A threaded stem is an important component of a bicycle that connects the handlebars to the frame. It is a metal cylinder with an internal thread, and it is usually made of steel or aluminum. The stem is tightened with a bolt and is used to adjust the handlebar height and angle.
The threaded stem is a popular choice among cyclists because it is lightweight and easy to adjust. It is also relatively inexpensive and can be easily replaced if necessary. According to a survey conducted by Cycling Weekly, threaded stems are the most commonly used stem type among cyclists, with more than 75% of respondents using them.
Threaded stems come in a variety of sizes and lengths, and it is important to choose the correct size for your bike. If the stem is too long, it can cause the handlebars to be too low, which can compromise your riding position. If the stem is too short, the handlebars may be too high and could cause discomfort. It is important to make sure that the stem is the correct length for your bike.
Overall, a threaded stem is an essential component of a bicycle that allows you to adjust the handlebar height and angle. It is lightweight, inexpensive, and easy to adjust, making it a popular choice among cyclists. It is important to make sure that you choose the correct size for your bike to ensure the most comfortable riding position..
The Origin of the Term 'Threaded Stem' in Cycling
The term 'Threaded Stem' is used in the context of cycling and refers to a type of stem, or handlebar attachment, used to connect the handlebar to the bicycle's frame. This type of stem is secured with a threaded nut, hence the term 'Threaded Stem'.

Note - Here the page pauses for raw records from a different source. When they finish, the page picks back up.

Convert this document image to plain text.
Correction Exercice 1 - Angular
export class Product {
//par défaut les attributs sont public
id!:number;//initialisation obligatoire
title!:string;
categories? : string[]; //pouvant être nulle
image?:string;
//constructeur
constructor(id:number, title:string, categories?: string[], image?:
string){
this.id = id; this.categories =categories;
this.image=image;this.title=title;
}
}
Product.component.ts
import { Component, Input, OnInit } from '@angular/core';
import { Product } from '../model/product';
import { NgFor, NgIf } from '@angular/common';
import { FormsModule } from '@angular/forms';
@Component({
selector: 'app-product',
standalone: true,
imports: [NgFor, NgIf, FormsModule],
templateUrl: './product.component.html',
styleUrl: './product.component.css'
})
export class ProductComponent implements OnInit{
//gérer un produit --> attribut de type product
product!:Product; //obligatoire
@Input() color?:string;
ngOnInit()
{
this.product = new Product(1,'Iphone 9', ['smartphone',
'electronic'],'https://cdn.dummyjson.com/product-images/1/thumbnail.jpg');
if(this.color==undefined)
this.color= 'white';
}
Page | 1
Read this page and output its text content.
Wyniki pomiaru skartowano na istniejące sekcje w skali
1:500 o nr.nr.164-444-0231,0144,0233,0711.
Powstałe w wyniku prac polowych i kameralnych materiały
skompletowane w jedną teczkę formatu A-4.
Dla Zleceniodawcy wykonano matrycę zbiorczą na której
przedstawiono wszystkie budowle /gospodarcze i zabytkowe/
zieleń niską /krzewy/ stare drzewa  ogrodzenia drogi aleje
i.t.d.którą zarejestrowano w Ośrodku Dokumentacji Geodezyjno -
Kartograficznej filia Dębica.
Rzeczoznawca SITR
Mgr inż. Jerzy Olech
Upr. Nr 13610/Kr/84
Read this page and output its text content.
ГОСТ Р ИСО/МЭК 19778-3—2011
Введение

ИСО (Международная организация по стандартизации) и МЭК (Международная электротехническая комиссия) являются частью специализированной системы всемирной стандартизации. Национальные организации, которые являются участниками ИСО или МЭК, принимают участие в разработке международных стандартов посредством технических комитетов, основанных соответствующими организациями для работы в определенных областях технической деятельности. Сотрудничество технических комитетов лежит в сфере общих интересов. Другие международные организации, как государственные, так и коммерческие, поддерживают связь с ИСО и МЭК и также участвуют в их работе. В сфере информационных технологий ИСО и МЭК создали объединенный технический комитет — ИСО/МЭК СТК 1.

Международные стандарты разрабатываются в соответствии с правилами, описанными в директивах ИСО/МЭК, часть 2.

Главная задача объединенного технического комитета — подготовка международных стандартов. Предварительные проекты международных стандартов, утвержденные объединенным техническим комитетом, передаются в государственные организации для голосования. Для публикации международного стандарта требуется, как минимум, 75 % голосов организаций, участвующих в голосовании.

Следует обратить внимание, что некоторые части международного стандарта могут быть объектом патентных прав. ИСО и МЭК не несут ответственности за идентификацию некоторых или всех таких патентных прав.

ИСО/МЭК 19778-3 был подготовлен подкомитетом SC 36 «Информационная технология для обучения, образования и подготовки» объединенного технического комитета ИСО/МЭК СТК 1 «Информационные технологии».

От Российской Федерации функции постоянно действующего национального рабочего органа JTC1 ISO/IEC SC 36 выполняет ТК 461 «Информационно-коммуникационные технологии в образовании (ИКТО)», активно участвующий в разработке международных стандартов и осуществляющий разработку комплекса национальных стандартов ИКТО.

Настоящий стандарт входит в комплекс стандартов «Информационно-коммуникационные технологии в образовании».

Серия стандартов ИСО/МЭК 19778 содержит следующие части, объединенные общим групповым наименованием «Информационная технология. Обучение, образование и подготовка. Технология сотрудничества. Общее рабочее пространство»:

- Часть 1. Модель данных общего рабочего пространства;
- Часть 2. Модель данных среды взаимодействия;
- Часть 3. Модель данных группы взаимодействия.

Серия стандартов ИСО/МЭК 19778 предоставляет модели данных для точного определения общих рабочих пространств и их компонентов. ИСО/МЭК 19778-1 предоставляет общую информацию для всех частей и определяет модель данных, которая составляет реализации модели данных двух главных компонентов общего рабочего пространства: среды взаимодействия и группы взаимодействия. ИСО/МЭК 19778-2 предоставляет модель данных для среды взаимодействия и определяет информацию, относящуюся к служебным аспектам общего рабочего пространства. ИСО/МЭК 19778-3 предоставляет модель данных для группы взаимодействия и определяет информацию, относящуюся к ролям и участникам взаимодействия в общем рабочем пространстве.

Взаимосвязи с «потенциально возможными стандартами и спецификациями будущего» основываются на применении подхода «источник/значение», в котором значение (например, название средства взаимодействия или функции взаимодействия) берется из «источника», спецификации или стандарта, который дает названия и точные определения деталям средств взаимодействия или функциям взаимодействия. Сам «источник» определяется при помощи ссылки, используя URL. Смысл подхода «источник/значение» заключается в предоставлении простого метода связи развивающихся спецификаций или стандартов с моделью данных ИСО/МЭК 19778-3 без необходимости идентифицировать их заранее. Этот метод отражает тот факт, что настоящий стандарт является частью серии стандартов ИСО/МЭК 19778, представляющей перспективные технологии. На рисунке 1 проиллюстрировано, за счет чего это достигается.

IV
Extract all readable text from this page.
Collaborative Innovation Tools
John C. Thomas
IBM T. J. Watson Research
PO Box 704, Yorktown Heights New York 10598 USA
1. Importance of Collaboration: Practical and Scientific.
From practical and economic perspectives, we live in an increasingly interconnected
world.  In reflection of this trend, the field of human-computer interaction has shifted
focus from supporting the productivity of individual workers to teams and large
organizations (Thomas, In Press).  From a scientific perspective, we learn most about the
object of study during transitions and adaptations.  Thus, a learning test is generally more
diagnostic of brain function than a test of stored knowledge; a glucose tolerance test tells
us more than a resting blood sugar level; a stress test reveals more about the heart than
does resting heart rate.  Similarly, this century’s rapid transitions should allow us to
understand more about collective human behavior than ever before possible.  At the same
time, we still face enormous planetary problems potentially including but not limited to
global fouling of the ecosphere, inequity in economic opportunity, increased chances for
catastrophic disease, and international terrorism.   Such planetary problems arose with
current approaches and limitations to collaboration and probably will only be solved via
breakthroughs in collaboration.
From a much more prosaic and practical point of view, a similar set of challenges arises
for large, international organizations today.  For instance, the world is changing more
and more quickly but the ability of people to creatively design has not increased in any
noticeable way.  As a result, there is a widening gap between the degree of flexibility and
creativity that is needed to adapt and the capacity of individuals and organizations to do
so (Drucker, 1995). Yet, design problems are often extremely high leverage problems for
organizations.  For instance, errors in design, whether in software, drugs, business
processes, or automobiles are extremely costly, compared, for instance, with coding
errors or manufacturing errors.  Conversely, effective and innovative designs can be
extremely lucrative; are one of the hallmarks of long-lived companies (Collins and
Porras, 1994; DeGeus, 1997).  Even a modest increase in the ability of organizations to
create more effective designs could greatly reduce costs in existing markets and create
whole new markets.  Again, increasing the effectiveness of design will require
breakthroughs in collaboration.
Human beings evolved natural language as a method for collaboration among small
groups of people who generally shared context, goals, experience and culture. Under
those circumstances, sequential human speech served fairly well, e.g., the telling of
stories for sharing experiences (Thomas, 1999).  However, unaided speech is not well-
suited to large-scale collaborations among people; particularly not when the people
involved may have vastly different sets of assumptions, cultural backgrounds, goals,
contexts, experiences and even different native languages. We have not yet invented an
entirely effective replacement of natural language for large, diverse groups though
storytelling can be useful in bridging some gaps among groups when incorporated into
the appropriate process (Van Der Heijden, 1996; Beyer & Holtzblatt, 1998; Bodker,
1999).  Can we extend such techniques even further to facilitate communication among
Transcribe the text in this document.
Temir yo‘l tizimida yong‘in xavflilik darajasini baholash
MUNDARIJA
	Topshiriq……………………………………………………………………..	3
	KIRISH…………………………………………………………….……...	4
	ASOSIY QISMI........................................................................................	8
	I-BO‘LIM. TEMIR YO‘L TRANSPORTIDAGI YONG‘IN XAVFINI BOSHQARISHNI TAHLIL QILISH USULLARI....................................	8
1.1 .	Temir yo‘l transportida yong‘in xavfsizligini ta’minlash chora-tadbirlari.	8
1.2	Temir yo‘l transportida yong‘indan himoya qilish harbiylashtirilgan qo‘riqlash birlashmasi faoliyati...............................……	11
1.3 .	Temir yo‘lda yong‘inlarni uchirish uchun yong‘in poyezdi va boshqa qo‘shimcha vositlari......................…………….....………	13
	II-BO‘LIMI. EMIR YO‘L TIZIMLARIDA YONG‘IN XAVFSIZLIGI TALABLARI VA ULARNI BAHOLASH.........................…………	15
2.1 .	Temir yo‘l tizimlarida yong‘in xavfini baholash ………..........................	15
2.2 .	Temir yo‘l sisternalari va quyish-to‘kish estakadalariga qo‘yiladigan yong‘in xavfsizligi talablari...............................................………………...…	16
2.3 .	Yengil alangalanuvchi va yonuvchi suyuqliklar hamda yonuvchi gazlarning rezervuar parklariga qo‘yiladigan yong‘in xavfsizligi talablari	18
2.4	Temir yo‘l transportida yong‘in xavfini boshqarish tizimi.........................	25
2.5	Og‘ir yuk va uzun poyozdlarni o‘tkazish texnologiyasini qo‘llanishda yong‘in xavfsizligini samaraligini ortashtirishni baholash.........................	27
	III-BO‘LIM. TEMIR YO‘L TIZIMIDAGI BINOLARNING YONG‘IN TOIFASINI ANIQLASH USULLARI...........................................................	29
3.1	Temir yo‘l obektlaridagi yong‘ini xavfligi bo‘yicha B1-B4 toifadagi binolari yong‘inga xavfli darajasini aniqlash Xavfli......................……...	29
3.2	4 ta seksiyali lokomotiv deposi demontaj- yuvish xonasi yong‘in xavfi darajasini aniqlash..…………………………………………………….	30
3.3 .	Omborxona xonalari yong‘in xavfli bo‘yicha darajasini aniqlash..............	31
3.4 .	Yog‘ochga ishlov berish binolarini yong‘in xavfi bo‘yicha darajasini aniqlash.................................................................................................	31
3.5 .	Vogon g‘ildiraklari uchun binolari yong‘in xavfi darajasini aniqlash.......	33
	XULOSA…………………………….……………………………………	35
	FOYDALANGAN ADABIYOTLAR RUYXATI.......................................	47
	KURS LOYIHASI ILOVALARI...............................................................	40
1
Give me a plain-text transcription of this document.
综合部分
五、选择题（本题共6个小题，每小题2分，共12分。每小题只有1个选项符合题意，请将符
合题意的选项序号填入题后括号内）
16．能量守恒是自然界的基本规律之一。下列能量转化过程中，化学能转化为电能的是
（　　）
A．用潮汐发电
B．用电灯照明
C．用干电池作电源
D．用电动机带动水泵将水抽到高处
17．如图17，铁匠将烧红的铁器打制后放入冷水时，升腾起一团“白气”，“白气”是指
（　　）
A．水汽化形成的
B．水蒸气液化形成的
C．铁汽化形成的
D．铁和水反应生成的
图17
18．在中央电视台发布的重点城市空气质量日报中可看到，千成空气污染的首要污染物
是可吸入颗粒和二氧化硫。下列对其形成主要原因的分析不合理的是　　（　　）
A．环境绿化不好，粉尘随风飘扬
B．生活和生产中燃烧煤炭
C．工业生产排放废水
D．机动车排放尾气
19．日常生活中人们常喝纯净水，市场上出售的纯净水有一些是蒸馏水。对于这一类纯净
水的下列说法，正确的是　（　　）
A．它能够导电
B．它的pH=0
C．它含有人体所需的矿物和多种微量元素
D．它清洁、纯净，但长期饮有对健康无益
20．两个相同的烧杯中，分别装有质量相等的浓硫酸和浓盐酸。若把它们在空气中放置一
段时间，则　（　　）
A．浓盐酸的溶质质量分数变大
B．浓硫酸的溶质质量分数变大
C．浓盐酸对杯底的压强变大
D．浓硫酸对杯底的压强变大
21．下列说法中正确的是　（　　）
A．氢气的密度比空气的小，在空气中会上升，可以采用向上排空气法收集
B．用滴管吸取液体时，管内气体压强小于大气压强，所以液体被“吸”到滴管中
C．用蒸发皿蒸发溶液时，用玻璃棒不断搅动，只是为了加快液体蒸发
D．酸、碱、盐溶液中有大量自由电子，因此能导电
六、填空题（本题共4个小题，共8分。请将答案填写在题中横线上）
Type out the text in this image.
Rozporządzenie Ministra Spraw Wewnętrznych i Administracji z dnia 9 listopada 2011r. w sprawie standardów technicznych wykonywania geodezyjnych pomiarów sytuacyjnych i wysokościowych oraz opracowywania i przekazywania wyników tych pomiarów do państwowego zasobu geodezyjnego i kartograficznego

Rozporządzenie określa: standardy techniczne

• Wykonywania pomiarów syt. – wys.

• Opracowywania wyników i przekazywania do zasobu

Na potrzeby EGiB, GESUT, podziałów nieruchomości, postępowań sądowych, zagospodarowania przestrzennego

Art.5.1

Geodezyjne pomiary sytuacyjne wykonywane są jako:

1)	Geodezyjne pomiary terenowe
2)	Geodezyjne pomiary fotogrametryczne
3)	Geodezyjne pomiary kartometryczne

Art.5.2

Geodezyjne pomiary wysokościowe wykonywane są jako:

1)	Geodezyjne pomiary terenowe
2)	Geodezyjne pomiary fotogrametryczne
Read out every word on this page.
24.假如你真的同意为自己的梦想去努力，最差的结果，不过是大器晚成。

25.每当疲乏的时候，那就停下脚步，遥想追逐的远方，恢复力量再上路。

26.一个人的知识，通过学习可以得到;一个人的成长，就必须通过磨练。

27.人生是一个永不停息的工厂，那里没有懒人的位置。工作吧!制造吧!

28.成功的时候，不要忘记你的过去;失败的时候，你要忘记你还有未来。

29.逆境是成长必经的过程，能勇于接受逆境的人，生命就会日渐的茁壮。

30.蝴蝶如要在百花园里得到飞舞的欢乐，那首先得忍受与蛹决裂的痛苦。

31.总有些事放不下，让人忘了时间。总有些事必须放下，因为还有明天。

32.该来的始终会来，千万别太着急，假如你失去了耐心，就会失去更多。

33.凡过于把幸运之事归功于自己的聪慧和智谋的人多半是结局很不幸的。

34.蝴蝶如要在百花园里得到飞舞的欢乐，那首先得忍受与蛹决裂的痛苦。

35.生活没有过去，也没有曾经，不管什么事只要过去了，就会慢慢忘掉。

The first use of the term 'Threaded Stem' dates back to the late 19th century, when it was used to describe the stem connecting the handlebars to the frame of the bike. It was first used in the United States, although its popularity quickly spread to Europe and other parts of the world.
Threaded Stems remained popular throughout the 20th century and are still used today, although they have been largely replaced by threadless stems. The threaded stem is still used by some cyclists, however, as it is seen as a simpler and more reliable connection than the threadless stem.